Baking is therapeutic for me, and if what I make brings joy to other people? Bring it on. Challenge a friend who also wants to bake to make a type of dessert (cookies, cake, pie, whatever strikes your fancy), and then send each other photos of the outcome. If you both generally have the same recipes, then do a swap once you’re done! Bonus: if you both live with other people who are willing to participate as taste testers, have them give grades and see who gets the highest score.
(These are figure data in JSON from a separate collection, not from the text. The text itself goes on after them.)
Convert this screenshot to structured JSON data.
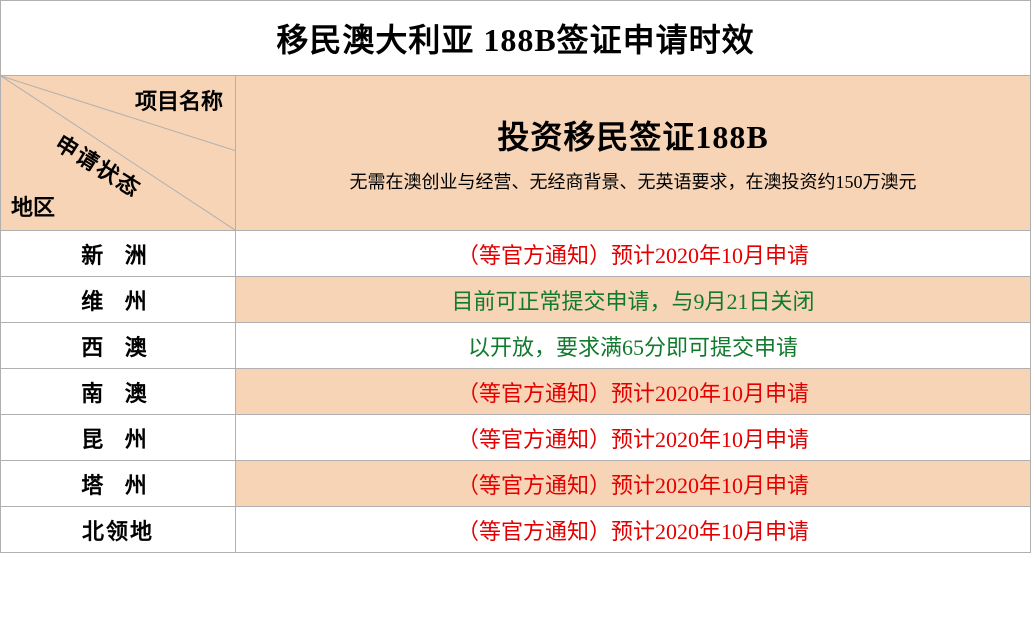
{
  "title": "移民澳大利亚 188B签证申请时效",
  "colors": {
    "peach": "#f7d4b5",
    "border": "#b0b0b0",
    "red": "#e40000",
    "green": "#117a2e",
    "black": "#000000"
  },
  "header": {
    "diagonal": {
      "top": "项目名称",
      "middle": "申请状态",
      "bottom": "地区"
    },
    "right": {
      "title": "投资移民签证188B",
      "subtitle": "无需在澳创业与经营、无经商背景、无英语要求，在澳投资约150万澳元"
    }
  },
  "rows": [
    {
      "region": "新 洲",
      "status": "（等官方通知）预计2020年10月申请",
      "color": "#e40000"
    },
    {
      "region": "维 州",
      "status": "目前可正常提交申请，与9月21日关闭",
      "color": "#117a2e"
    },
    {
      "region": "西 澳",
      "status": "以开放，要求满65分即可提交申请",
      "color": "#117a2e"
    },
    {
      "region": "南 澳",
      "status": "（等官方通知）预计2020年10月申请",
      "color": "#e40000"
    },
    {
      "region": "昆 州",
      "status": "（等官方通知）预计2020年10月申请",
      "color": "#e40000"
    },
    {
      "region": "塔 州",
      "status": "（等官方通知）预计2020年10月申请",
      "color": "#e40000"
    },
    {
      "region": "北领地",
      "status": "（等官方通知）预计2020年10月申请",
      "color": "#e40000"
    }
  ]
}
Plan group FaceTime hangouts

This is basically what it sounds like—make a plan for a group of you (whether it’s friends, siblings, cousins, coworkers who really like each other, whatever) to all FaceTime each other at the same time, and just… hang out. This is also doable with Skype, Google Hangouts, or whatever video chatting platform you prefer. It’s a surprisingly pleasant way to all catch up and get off of the dreaded group chat for once.

Make some pen pals

Now seems like a great time to catch up on correspondence, huh? Bust out some old stationery (I have so many cards and nice paper goods that can be put to use) and write to someone! This is especially nice to do with someone you’ve lost touch with—instead of trying to cram life updates into texts, write what’s been going on with you. You’ll be amazed at how much you have to share with each other. If you’d rather not put an extra burden on postal service workers, feel free to send a long, thoughtful email instead.

Binge the same TV show

Pick a show you’ve never seen, watch it at the same time, and then debrief on a regular basis! You can “watch” together by putting on the same episode simultaneously, or you can say “Let’s plan to discuss the first five episodes of ‘Mad Men'” by Friday. Take notes, drink Martinis, and debate your favorite ad slogans (the correct answer is the Jaguar one).

And place phone calls

It’s easy to forget how great a phone call can feel. I know millennials “hate” phone calls and, in general, texting is usually more popular, but I love a good, old-fashioned call. I do it while I’m disinfecting, organizing, working on a puzzle (both jigsaw and crossword), you name it. I’ve talked to so many more recently than I might’ve otherwise, and love the warm-fuzzies I feel after 30 minutes of communicating, even if they’re far away. It’s the perfect way to check in periodically on everyone you know to see how they’re doing—and hopefully share a laugh over something trivial amidst all of the chaos.